Moving Toward the Unknown

By John W. Vander Velden 

The title I used this week fits life in general, but I use it in this post to speak of my newest endeavor.  In truth it is a trip I began in August of 2010 when the first words of a story made their way to the computer screen.  That’s when I began the story of Elizabeth Beck, the answer to a challenge my beloved made, “Your stories are so sad, can’t you come up with a happy one?”

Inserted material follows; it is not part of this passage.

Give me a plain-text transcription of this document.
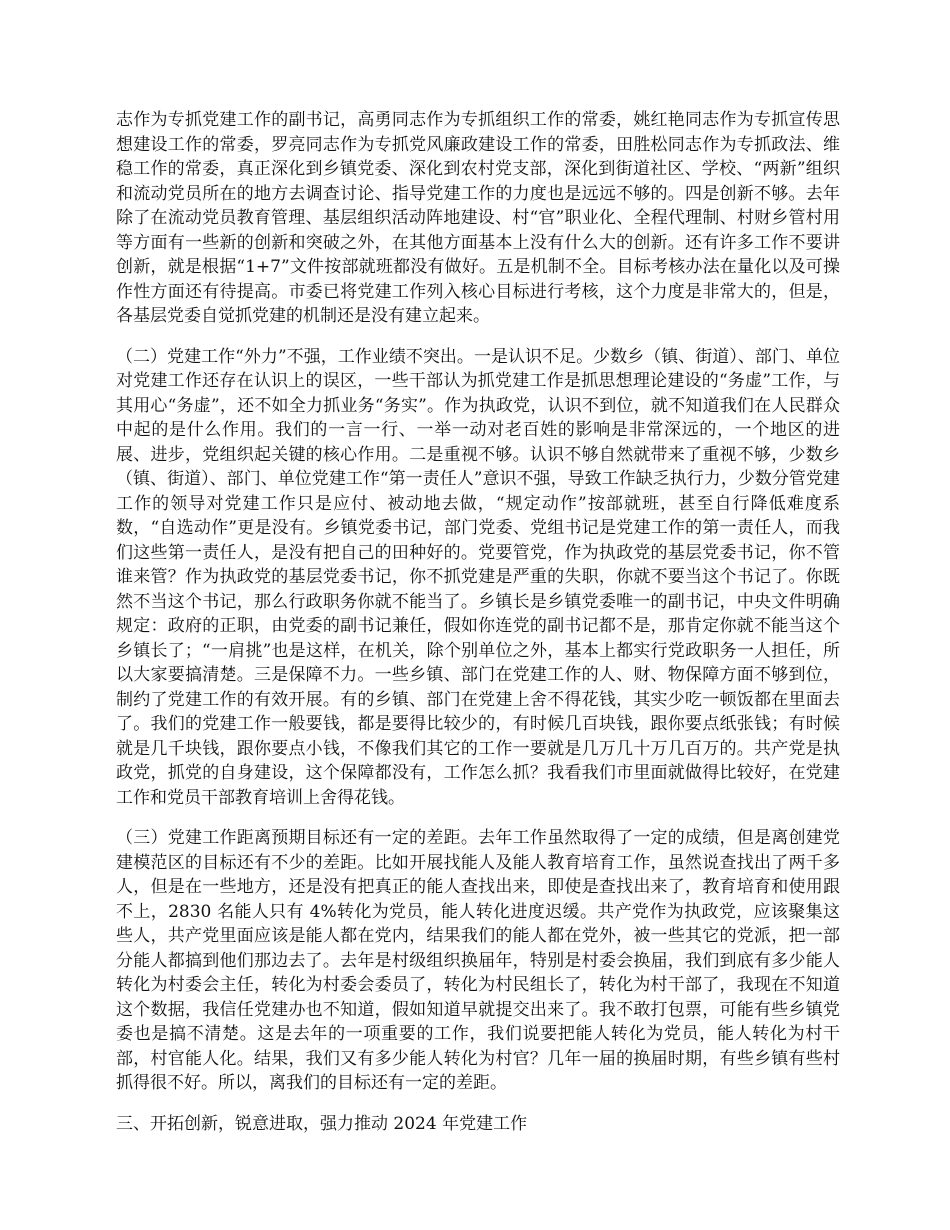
志作为专抓党建工作的副书记，高勇同志作为专抓组织工作的常委，姚红艳同志作为专抓宣传思想建设工作的常委，罗亮同志作为专抓党风廉政建设工作的常委，田胜松同志作为专抓政法、维稳工作的常委，真正深化到乡镇党委、深化到农村党支部，深化到街道社区、学校、“两新”组织和流动党员所在的地方去调查讨论、指导党建工作的力度也是远远不够的。四是创新不够。去年除了在流动党员教育管理、基层组织活动阵地建设、村“官”职业化、全程代理制、村财乡管村用等方面有一些新的创新和突破之外，在其他方面基本上没有什么大的创新。还有许多工作不要讲创新，就是根据“1+7”文件按部就班都没有做好。五是机制不全。目标考核办法在量化以及可操作性方面还有待提高。市委已将党建工作列入核心目标进行考核，这个力度是非常大的，但是，各基层党委自觉抓党建的机制还是没有建立起来。

（二）党建工作“外力”不强，工作业绩不突出。一是认识不足。少数乡（镇、街道）、部门、单位对党建工作还存在认识上的误区，一些干部认为抓党建工作是抓思想理论建设的“务虚”工作，与其用心“务虚”，还不如全力抓业务“务实”。作为执政党，认识不到位，就不知道我们在人民群众中起的是什么作用。我们的一言一行、一举一动对老百姓的影响是非常深远的，一个地区的进展、进步，党组织起关键的核心作用。二是重视不够。认识不够自然就带来了重视不够，少数乡（镇、街道）、部门、单位党建工作“第一责任人”意识不强，导致工作缺乏执行力，少数分管党建工作的领导对党建工作只是应付、被动地去做，“规定动作”按部就班，甚至自行降低难度系数，“自选动作”更是没有。乡镇党委书记，部门党委、党组书记是党建工作的第一责任人，而我们这些第一责任人，是没有把自己的田种好的。党要管党，作为执政党的基层党委书记，你不管谁来管？作为执政党的基层党委书记，你不抓党建是严重的失职，你就不要当这个书记了。你既然不当这个书记，那么行政职务你就不能当了。乡镇长是乡镇党委唯一的副书记，中央文件明确规定：政府的正职，由党委的副书记兼任，假如你连党的副书记都不是，那肯定你就不能当这个乡镇长了；“一肩挑”也是这样，在机关，除个别单位之外，基本上都实行党政职务一人担任，所以大家要搞清楚。三是保障不力。一些乡镇、部门在党建工作的人、财、物保障方面不够到位，制约了党建工作的有效开展。有的乡镇、部门在党建上舍不得花钱，其实少吃一顿饭都在里面去了。我们的党建工作一般要钱，都是要得比较少的，有时候几百块钱，跟你要点纸张钱；有时候就是几千块钱，跟你要点小钱，不像我们其它的工作一要就是几万几十万几百万的。共产党是执政党，抓党的自身建设，这个保障都没有，工作怎么抓？我看我们市里面就做得比较好，在党建工作和党员干部教育培训上舍得花钱。

（三）党建工作距离预期目标还有一定的差距。去年工作虽然取得了一定的成绩，但是离创建党建模范区的目标还有不少的差距。比如开展找能人及能人教育培育工作，虽然说查找出了两千多人，但是在一些地方，还是没有把真正的能人查找出来，即使是查找出来了，教育培育和使用跟不上，2830 名能人只有 4%转化为党员，能人转化进度迟缓。共产党作为执政党，应该聚集这些人，共产党里面应该是能人都在党内，结果我们的能人都在党外，被一些其它的党派，把一部分能人都搞到他们那边去了。去年是村级组织换届年，特别是村委会换届，我们到底有多少能人转化为村委会主任，转化为村委会委员了，转化为村民组长了，转化为村干部了，我现在不知道这个数据，我信任党建办也不知道，假如知道早就提交出来了。我不敢打包票，可能有些乡镇党委也是搞不清楚。这是去年的一项重要的工作，我们说要把能人转化为党员，能人转化为村干部，村官能人化。结果，我们又有多少能人转化为村官？几年一届的换届时期，有些乡镇有些村抓得很不好。所以，离我们的目标还有一定的差距。

三、开拓创新，锐意进取，强力推动 2024 年党建工作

Misty Creek is that story.  Not that it doesn’t have its share of sadness.  Light and dark are needed to make contrast.  That’s the photographer talking.  But I wrote Misty Creek for Jackie and it ran long, word count that is.  After the first series of revises I let her read it.  When she reached the end of Part 5 and said it could end there.  My editor disagrees.  But I saw her point and I split the story into two books.
In the final two revisions Misty Creek grew by twenty percent to a volume it became.  The second half, titled, Elizabeth’s Journey, calls for my attention.  I hope to begin a new revise of that book after New Year’s.
But for now I have a new uncharted territory to cover….publishing.  The ending of a long story is I’m self-publishing.  I found and am working with a wonderful organization from Charleston, SC.  The cover is designed and I could not be more pleased.  In just a few weeks I will see, perhaps digitally, the first proof copy.  The adrenalin is a pumpin’.  Then the game changes for I will have to be active, to some degree in marketing.  New experiences…unknown lands.
So wish me luck while I continue moving toward the unknown, and I’ll send a prayer your way as well.